Japanese liquor makers have been releasing a range of high-class gin brands -- with a distinctive local flavor -- as a follow-on product to domestic whisky, which enjoys a solid reputation around the world, in an attempt to win over a global audience.
Made from grain, gin is a distilled alcoholic beverage that falls under the category of "spirits," and is often used in cocktails such as the classic "gin and tonic" combination. In recent years, there has also been an emergence of "craft gins" in the West, which are produced using sophisticated techniques and ingredients. Generally speaking, a bottle of standard gin costs about 1,000 yen while a bottle of craft gin sells for about 3,000 to 5,000 yen.
As the global craft gin market expands, Japanese makers have also been launching their own craft brands one by one. For example, in late June, Nikka Whisky Distilling Co., which is part of Asahi Group Holdings, released a product called "Nikka Coffey Gin" -- with a suggested retail price of 4,500 yen -- and started exporting the beverage to the West in September.

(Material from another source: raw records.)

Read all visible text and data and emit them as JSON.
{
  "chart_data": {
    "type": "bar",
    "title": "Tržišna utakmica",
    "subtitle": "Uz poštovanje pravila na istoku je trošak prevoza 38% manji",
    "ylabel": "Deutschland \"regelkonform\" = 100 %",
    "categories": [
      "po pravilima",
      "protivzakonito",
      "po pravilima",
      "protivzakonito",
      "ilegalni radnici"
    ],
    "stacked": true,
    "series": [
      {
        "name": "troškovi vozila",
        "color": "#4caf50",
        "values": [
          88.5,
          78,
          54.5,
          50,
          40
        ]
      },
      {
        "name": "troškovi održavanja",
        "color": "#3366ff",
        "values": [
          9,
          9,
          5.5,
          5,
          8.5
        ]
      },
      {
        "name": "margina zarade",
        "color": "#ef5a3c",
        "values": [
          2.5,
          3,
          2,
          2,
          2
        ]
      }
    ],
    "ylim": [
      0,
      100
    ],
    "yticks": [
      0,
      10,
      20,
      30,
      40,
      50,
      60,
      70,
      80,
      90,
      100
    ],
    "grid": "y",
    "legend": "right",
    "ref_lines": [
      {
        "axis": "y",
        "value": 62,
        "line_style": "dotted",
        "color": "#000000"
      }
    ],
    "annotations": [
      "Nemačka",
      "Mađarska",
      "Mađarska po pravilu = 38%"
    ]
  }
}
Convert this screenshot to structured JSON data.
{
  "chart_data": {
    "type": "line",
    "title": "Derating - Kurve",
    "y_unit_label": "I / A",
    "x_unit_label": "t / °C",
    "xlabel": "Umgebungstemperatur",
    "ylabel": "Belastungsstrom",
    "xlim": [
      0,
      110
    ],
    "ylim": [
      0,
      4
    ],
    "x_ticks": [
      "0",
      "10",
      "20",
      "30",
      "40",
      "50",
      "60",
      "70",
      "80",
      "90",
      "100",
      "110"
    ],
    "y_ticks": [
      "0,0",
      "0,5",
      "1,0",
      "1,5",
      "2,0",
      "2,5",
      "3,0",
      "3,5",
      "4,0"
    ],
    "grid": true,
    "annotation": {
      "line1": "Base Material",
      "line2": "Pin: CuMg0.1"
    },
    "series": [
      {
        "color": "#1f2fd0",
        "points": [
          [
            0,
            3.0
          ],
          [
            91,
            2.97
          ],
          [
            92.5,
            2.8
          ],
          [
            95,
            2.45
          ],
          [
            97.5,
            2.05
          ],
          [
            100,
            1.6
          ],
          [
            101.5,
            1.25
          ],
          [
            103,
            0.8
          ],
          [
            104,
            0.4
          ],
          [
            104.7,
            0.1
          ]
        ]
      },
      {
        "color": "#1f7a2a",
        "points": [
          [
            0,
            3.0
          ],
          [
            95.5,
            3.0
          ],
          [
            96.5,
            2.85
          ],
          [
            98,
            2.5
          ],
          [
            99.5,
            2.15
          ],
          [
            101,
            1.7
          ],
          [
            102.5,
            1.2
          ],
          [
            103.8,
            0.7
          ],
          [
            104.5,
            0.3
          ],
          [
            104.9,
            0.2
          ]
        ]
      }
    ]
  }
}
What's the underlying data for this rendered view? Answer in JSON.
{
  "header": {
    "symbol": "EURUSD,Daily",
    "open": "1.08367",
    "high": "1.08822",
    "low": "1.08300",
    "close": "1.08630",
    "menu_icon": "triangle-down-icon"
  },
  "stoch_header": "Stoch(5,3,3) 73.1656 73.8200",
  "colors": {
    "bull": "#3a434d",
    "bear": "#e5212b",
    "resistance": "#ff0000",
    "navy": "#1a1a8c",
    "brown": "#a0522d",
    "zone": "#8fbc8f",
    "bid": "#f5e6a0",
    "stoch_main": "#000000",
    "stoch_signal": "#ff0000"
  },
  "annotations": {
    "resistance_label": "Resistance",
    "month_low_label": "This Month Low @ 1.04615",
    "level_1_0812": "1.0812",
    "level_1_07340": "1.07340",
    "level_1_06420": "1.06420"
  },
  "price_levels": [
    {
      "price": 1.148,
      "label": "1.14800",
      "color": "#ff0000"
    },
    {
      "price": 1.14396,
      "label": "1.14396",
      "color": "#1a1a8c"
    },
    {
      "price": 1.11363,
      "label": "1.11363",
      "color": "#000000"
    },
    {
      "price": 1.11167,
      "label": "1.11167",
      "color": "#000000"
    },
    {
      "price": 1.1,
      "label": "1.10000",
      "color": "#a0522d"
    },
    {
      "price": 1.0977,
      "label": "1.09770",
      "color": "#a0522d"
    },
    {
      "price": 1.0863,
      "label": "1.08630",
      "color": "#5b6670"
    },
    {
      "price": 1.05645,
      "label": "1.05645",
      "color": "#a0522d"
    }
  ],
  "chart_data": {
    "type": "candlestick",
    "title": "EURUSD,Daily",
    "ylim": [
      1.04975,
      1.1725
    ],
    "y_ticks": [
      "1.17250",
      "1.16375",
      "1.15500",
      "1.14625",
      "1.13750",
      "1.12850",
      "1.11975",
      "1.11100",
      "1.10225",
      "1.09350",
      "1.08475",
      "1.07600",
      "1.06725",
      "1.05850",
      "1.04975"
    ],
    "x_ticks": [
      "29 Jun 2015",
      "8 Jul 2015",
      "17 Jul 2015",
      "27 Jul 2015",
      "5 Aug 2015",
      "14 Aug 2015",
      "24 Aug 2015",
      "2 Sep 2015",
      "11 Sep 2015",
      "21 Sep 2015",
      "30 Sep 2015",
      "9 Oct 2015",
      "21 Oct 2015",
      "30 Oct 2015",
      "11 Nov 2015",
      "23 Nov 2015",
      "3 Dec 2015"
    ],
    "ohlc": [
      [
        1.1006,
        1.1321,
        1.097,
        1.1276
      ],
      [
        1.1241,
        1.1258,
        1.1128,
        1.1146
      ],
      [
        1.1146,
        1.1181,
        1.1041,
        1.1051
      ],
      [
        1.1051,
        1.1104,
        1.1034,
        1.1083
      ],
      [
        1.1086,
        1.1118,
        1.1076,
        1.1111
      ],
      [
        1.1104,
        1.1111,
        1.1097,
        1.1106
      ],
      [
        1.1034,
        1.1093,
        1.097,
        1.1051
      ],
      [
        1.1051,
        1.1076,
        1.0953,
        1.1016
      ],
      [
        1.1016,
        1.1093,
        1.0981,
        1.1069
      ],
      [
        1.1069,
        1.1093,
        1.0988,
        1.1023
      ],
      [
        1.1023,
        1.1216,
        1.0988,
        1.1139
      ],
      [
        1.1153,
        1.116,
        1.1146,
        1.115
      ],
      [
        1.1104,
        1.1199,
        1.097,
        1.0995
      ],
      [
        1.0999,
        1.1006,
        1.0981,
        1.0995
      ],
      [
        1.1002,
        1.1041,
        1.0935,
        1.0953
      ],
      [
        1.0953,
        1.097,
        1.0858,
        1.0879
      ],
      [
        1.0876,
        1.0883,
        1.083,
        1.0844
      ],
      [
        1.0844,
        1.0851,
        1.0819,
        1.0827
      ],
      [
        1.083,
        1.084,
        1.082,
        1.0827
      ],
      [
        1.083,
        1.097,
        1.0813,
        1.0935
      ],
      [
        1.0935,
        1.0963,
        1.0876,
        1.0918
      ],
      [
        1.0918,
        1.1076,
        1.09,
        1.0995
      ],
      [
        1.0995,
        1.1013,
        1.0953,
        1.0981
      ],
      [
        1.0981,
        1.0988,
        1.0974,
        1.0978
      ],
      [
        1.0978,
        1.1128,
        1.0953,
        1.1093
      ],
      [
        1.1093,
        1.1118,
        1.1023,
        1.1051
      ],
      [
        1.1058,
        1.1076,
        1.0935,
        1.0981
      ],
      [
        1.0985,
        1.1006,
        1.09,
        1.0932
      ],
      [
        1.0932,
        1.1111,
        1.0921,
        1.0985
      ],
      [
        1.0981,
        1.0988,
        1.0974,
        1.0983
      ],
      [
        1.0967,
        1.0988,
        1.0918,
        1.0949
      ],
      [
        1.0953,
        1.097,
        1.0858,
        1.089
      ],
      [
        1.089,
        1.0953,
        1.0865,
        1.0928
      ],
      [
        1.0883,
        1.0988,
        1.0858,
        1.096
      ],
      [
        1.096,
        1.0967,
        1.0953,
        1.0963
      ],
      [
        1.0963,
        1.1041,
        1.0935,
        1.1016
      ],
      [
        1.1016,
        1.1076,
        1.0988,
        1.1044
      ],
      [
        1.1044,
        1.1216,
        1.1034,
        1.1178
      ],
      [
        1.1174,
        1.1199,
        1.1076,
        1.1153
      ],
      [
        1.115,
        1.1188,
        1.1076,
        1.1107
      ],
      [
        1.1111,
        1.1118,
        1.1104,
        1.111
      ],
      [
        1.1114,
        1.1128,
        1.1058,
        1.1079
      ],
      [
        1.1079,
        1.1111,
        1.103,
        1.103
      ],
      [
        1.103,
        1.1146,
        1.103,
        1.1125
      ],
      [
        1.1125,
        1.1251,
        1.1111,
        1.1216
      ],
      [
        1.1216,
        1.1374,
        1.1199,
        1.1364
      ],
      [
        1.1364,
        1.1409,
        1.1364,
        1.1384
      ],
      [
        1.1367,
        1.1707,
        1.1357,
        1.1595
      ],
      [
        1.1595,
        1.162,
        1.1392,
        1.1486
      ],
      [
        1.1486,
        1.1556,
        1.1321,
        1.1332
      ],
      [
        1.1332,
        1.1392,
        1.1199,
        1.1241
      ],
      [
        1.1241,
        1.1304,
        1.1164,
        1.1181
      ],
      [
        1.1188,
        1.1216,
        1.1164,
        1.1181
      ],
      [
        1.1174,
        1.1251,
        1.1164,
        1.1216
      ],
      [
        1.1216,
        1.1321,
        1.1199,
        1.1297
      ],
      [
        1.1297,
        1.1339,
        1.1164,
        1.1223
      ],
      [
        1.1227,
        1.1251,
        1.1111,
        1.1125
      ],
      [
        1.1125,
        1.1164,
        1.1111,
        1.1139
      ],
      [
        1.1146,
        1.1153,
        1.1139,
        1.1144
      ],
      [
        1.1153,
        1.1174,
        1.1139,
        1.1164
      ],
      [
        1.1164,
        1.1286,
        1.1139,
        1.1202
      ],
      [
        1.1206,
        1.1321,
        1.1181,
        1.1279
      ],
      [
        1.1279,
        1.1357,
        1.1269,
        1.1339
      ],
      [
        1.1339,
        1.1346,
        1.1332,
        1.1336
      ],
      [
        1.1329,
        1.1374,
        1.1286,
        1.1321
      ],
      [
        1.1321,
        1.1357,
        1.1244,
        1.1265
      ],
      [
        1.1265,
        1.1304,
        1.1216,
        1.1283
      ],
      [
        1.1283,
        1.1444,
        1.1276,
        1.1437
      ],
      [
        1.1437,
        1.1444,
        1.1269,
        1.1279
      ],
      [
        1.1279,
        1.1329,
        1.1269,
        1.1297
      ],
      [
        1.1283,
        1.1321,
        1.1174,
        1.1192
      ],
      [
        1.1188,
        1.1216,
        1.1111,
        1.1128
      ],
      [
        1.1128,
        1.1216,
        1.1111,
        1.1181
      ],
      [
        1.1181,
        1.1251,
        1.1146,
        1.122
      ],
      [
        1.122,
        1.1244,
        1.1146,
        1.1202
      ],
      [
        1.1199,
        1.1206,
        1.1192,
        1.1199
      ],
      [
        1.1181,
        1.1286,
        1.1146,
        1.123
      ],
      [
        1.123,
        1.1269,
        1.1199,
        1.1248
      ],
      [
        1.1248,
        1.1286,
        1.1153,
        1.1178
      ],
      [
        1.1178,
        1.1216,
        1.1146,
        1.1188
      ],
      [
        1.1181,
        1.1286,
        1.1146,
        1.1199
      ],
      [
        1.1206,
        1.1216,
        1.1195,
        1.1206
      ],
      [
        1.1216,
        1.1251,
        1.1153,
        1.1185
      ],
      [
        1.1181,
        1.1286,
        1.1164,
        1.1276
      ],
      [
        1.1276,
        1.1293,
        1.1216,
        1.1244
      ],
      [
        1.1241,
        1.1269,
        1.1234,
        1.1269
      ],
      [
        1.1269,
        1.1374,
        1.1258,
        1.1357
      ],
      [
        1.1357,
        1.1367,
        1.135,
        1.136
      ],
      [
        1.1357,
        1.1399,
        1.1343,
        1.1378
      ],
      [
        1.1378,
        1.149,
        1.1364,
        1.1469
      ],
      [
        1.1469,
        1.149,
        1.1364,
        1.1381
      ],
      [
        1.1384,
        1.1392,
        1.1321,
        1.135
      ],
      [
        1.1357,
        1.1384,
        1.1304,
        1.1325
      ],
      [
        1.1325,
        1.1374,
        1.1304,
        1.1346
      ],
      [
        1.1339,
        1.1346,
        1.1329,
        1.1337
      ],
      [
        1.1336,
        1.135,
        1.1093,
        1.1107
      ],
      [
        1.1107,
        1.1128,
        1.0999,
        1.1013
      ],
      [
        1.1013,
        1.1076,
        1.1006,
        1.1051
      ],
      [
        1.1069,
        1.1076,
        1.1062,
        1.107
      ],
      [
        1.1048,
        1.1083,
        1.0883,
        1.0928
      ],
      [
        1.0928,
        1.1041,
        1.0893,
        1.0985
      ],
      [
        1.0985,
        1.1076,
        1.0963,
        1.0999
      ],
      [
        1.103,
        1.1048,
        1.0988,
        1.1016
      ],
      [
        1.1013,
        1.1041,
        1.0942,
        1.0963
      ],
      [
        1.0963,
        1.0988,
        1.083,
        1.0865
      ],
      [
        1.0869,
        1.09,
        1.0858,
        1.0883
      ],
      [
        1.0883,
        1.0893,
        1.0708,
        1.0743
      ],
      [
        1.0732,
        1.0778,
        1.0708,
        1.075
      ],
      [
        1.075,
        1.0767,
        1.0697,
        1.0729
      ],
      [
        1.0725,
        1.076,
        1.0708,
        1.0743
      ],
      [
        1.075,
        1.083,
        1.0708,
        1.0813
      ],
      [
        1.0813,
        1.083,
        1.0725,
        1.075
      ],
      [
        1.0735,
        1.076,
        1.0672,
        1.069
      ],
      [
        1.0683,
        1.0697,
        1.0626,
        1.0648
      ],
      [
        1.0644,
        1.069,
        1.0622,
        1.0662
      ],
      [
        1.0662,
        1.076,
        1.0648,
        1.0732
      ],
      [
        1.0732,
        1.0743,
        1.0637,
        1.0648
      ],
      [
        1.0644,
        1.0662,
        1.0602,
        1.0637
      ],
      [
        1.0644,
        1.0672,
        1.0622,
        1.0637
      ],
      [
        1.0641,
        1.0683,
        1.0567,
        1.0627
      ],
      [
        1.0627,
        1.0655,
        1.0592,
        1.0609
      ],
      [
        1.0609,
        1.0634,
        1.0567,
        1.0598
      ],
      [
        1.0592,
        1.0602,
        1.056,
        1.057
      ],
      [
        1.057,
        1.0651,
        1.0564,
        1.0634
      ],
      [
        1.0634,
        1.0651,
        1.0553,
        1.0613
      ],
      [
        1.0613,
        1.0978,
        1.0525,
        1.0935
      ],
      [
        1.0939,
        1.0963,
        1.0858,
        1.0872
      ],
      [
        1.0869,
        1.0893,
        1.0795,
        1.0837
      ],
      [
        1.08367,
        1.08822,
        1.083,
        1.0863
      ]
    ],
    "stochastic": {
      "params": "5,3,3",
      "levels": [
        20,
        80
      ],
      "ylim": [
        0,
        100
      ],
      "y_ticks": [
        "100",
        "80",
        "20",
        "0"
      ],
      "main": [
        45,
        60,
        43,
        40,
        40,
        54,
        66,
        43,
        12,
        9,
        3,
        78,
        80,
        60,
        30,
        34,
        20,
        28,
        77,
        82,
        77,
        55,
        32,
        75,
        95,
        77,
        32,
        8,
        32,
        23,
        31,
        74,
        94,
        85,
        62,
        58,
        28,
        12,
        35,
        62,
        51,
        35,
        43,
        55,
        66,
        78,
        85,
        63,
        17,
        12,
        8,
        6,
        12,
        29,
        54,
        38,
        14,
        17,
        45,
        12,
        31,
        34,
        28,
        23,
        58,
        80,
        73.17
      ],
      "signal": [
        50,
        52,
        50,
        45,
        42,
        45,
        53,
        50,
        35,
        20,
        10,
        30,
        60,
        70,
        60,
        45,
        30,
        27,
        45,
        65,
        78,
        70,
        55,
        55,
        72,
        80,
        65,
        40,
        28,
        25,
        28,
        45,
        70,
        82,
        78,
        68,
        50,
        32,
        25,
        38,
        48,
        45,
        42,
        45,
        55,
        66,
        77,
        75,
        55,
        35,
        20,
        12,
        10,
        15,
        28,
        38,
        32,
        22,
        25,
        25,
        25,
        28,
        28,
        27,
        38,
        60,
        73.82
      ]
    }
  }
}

Making use of a continuous distillation technique that retains the scent of the original ingredients, Nikka Coffey Gin has a unique taste deriving from Japanese citrus fruits and spices such as yuzu and Japanese pepper. The response to the product has been favorable, with 2,000 cases planned to be sold domestically in 2017 -- which is double the original target -- and 2,000 cases aimed to be sold overseas over a 12-month period. Commenting on the shifting trends, Nikka Whisky Distilling has high hopes for the future, stating that, "Speciality gin is booming overseas, and people's interest in spirits in increasing."
Similarly, Suntory Spirits Ltd. released a product called "Roku" in July, which it jointly developed with Beam Suntory Inc., and has been exporting the drink to nine countries across the world including Germany and some in Southeast Asia since September. The product possesses a cherry blossom scent and a yuzu flavor, stemming from its ingredients which include cherry blossom leaves, tea, and yuzu. So far, the beverage has proved to be so successful that its annual sales target was reached in just under a month, and projected domestic sales are four times higher than originally expected, at 4,000 cases.
"Kinobi Kyoto Dry Gin," which was launched by Whisk-e Ltd. in October 2016, is said to be Japan's first craft gin. The beverage is made at a special distillery in Kyoto that was established in 2016, and consists of Kyoto-based ingredients such as green tea and Japanese cypress.
In July this year, the drink won a gold award at an International Wine and Spirits Competition in the U.K., and has developed a strong international reputation. The product has also been exported to Europe and Asia, with plans to expand further to China and the U.S. within the year.
According to Suntory, the high-class gin market -- i.e. bottles that sell for $20 or more -- expanded by 12 percent in 2016 compared to the previous year, and doubled over the six-year period since 2010. Compared to whisky, it is also easier to create distinctive flavors when making gin, and there is no need to leave it to mature. As a result, numerous makers are working on developing "Japanese gin" as the next popular beverage to follow on from Japanese whisky.